It took decades for the valley to evolve and became National Urban Park. It all started back in 1975 when a group of local citizens, who were concerned about environmental protection, formed the organization called Save the Rouge Valley System. They were concern about the bad impact on nature by the Beare Road Landfill and other projects. SRVS promoted conservation against development projects in the region, and the face of the organization was Lois James, an American born homemaker who moved to Scarborough a decade before the organization was founded. His work on defending the nature of the Rouge Park made him a Member of the Order of Canada.
The next major event and notable year in Park’s history were 1988 when Prime Minister Brian Mulroney approved funds for conservation efforts. Two years later plans for the Park to become protected area were announced. In 1994, the Rouge Park Management Plan was released under NDP premier Bob Rae, and Park was open under the management of the Rouge Park Alliance that was formed by all levels of government and members of the SRVS.

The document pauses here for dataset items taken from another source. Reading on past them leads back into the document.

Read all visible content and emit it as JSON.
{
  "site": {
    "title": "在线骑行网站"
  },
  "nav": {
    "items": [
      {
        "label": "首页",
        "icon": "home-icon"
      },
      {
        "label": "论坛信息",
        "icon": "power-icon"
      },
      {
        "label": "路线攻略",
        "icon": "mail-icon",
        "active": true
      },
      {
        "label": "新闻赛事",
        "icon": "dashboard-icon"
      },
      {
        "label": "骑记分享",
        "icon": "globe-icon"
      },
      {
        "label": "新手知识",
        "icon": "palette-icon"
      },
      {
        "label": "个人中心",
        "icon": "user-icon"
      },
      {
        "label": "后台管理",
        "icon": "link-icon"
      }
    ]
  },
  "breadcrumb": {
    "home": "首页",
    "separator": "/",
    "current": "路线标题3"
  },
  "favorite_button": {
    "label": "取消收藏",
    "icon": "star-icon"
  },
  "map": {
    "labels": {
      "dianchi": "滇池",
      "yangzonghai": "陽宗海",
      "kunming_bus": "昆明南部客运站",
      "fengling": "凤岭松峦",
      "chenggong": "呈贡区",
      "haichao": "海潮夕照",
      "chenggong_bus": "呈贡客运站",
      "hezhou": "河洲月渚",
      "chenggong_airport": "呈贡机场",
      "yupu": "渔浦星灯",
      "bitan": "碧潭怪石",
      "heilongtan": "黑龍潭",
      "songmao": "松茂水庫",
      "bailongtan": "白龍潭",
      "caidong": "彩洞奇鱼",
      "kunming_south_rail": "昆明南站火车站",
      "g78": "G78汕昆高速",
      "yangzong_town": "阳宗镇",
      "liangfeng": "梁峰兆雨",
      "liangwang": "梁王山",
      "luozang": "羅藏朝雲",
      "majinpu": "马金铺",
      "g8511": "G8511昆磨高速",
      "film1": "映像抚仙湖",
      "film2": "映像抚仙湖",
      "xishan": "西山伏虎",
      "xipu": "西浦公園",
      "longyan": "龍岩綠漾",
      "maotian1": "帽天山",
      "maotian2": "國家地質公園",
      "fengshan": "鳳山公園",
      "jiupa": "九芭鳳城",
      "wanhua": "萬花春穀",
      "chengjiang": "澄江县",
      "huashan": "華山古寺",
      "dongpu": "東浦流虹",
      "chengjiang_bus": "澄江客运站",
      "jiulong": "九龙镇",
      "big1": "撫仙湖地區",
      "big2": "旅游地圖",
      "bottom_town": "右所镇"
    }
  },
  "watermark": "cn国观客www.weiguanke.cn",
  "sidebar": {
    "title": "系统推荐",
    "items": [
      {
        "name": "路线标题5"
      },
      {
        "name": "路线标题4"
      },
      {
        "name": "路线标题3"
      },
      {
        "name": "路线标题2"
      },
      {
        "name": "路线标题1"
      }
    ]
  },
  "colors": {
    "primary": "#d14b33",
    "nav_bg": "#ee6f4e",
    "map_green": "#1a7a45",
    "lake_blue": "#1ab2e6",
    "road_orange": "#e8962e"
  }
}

In 2011 it was announced that the next step for the Park is to evolve into the first National Urban Park in Canada. Parks Canada created a new category for protected, nationally significant lands and waters by giving that title to the Rouge Park. The act came to force on May 15, 2015, and Rouge National Urban Park became an ecological top priority and under the demand for the strongest environmental protection.
There is a constant effort for the investment in the Park, and it was promised more than 140 million dollars over the next 10 years and an additional 7.5 million annually. Park is constantly renovated, and further expansions are planned. We are looking forward to seeing what the future of the Park will be, and we are especially looking forward to enjoy, and preserve such a hidden treasure for future generations.